The optimist in me says they’re doing this to avoid piracy.
The pessimist in me says they’re doing this so they can purge books because of the Trump administration.
Either way, I can’t say I’m a fan.
both seem just as terrible to me
The optimist in me says they’re doing this to avoid piracy.
Won’t pirates just buy their source copies on a different platform, so now Amazon loses the original sale as well?
The “original sale” in that case is not even pennies. So… not sure why amazon would care?
Also: Many smaller authors basically depend on kindle because of the ease of use of the web portal and incentives to do larger discounts for their audiences. One of my favorite guilty pleasures has talked about exactly this (although he IS investigating alternatives).
And, much like with video games: The Sandersons of the world will be pirated. MAYBE a Dalglish will be too. But nobody cares enough to go after a Samphire or Shel.
Por que no Los dos?
You will own nothing and like it!
https://github.com/Jedi425/BulkKindleUSBDownloader
Quick script to download all your Kindle ebooks.
If you know any other tools, please reply.
Reposting as a top level comment for visibility. Thanks gitamar.
I am getting prompts from the script for “Your Amazon Oath”
Any idea where I can actually find/download this ?
That’s terrible…
Just fyi there is some good publishers like baen that still support and don’t plan on removing ebook format downloads.
This won’t stop users from removing DRM. There will always be a way to own your e-books.
I get my books for my used Kindle off Libby because I have no expectation of ownership and I don’t want to give Amazon the satisfaction of my money.
This is why I almost never get any Digital Book. The only digital books I have are books that were free either originally or through a giveaway, or that were severely discounted and I already owned physically. That’s also why I don’t buy movies or TV series digitally. You’re just renting these things, and you’re only renting them when you have an internet connection.
You can download and keep countless ebooks from https://annas-archive.org/
🏴☠️
Physical vs. DRMed digital is not a dichotomy. Personally for books, I do prefer paper ones - and mostly read in my language on paper. However, pretty much all non-fiction I read is in English, and getting it in paper would cost a fortune (English books are not sold here that much as we’re not an English-speaking country, and shipping would likely cost more than the book itself).
As for movies and music - it’s all digital DRMless as well, unlike books, there isn’t even a functional difference between a file from a tracker vs. a file from a DVD, except that you wouldn’t have to throw out a perfectly good disk after ripping.
Its possible to buy DRM free ebooks from itch.io and it is where I get everything that I can.
Adding on to this that Barnes and Noble sells DRMed ePUB files that are relatively easy to strip DRM from using Calibre.
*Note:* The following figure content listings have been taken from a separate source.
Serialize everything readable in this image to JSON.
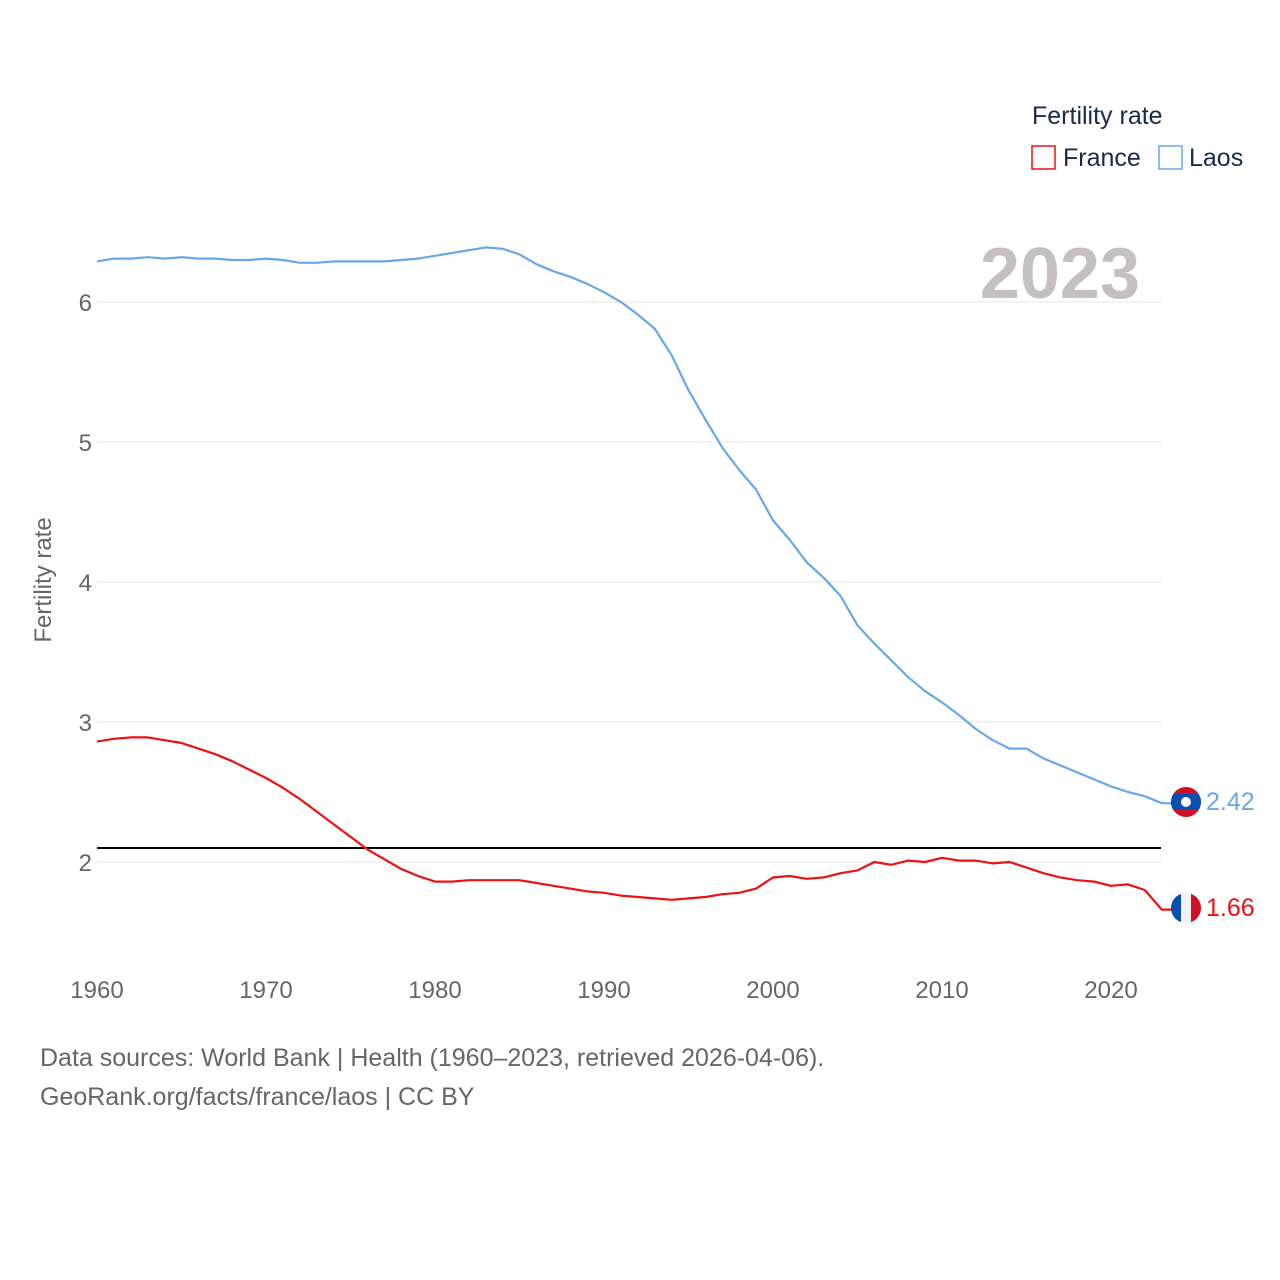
{
  "chart_data": {
    "type": "line",
    "title": "",
    "year_label": "2023",
    "ylabel": "Fertility rate",
    "xlabel": "",
    "xlim": [
      1960,
      2023
    ],
    "ylim": [
      1.4,
      6.6
    ],
    "x_ticks": [
      1960,
      1970,
      1980,
      1990,
      2000,
      2010,
      2020
    ],
    "y_ticks": [
      2,
      3,
      4,
      5,
      6
    ],
    "grid": true,
    "legend": {
      "title": "Fertility rate",
      "position": "top-right"
    },
    "reference_line": {
      "value": 2.1,
      "color": "#000000"
    },
    "x": [
      1960,
      1961,
      1962,
      1963,
      1964,
      1965,
      1966,
      1967,
      1968,
      1969,
      1970,
      1971,
      1972,
      1973,
      1974,
      1975,
      1976,
      1977,
      1978,
      1979,
      1980,
      1981,
      1982,
      1983,
      1984,
      1985,
      1986,
      1987,
      1988,
      1989,
      1990,
      1991,
      1992,
      1993,
      1994,
      1995,
      1996,
      1997,
      1998,
      1999,
      2000,
      2001,
      2002,
      2003,
      2004,
      2005,
      2006,
      2007,
      2008,
      2009,
      2010,
      2011,
      2012,
      2013,
      2014,
      2015,
      2016,
      2017,
      2018,
      2019,
      2020,
      2021,
      2022,
      2023
    ],
    "series": [
      {
        "name": "France",
        "color": "#ee1111",
        "end_label": "1.66",
        "values": [
          2.86,
          2.88,
          2.89,
          2.89,
          2.87,
          2.85,
          2.81,
          2.77,
          2.72,
          2.66,
          2.6,
          2.53,
          2.45,
          2.36,
          2.27,
          2.18,
          2.09,
          2.02,
          1.95,
          1.9,
          1.86,
          1.86,
          1.87,
          1.87,
          1.87,
          1.87,
          1.85,
          1.83,
          1.81,
          1.79,
          1.78,
          1.76,
          1.75,
          1.74,
          1.73,
          1.74,
          1.75,
          1.77,
          1.78,
          1.81,
          1.89,
          1.9,
          1.88,
          1.89,
          1.92,
          1.94,
          2.0,
          1.98,
          2.01,
          2.0,
          2.03,
          2.01,
          2.01,
          1.99,
          2.0,
          1.96,
          1.92,
          1.89,
          1.87,
          1.86,
          1.83,
          1.84,
          1.8,
          1.66
        ]
      },
      {
        "name": "Laos",
        "color": "#66a8e8",
        "end_label": "2.42",
        "values": [
          6.29,
          6.31,
          6.31,
          6.32,
          6.31,
          6.32,
          6.31,
          6.31,
          6.3,
          6.3,
          6.31,
          6.3,
          6.28,
          6.28,
          6.29,
          6.29,
          6.29,
          6.29,
          6.3,
          6.31,
          6.33,
          6.35,
          6.37,
          6.39,
          6.38,
          6.34,
          6.27,
          6.22,
          6.18,
          6.13,
          6.07,
          6.0,
          5.91,
          5.81,
          5.62,
          5.37,
          5.16,
          4.96,
          4.8,
          4.66,
          4.44,
          4.3,
          4.14,
          4.03,
          3.9,
          3.69,
          3.56,
          3.44,
          3.32,
          3.22,
          3.14,
          3.05,
          2.95,
          2.87,
          2.81,
          2.81,
          2.74,
          2.69,
          2.64,
          2.59,
          2.54,
          2.5,
          2.47,
          2.42
        ]
      }
    ]
  },
  "footer": {
    "line1": "Data sources: World Bank | Health (1960–2023, retrieved 2026-04-06).",
    "line2": "GeoRank.org/facts/france/laos | CC BY"
  }
}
So if you can’t find a book anywhere else, at least they don’t use a proprietary format and still allow you to download your books using their PC software.
I was a semi-early adopter in the ebook space and I have refused to get onboard with the kindle ecosystem from the start. There’s no reason for their proprietary format other than complete control over things they pretend to sell you. Amazon is also the Walmart of books and uses their position to browbeat publishers and authors into taking smaller cuts of sales.
One of my friends got a book published and I waited and waited for it to be available anywhere else. Eventually just bought what was probably a print on demand copy from Amazon because that’s the only place his publisher sold books. I never buy physical books anymore but I’d rather do that than buy a kindle book.
Do the non-kindle e-readers link to Libby? I may eventually try to get my wife and I off our kindles and she uses that when she can.
100% yes on Nook, and as far as I know Kobo hasn’t dropped compatibility.
I hate Amazon’s proprietary format too because one time it was the only download available and my reader just can’t display it!!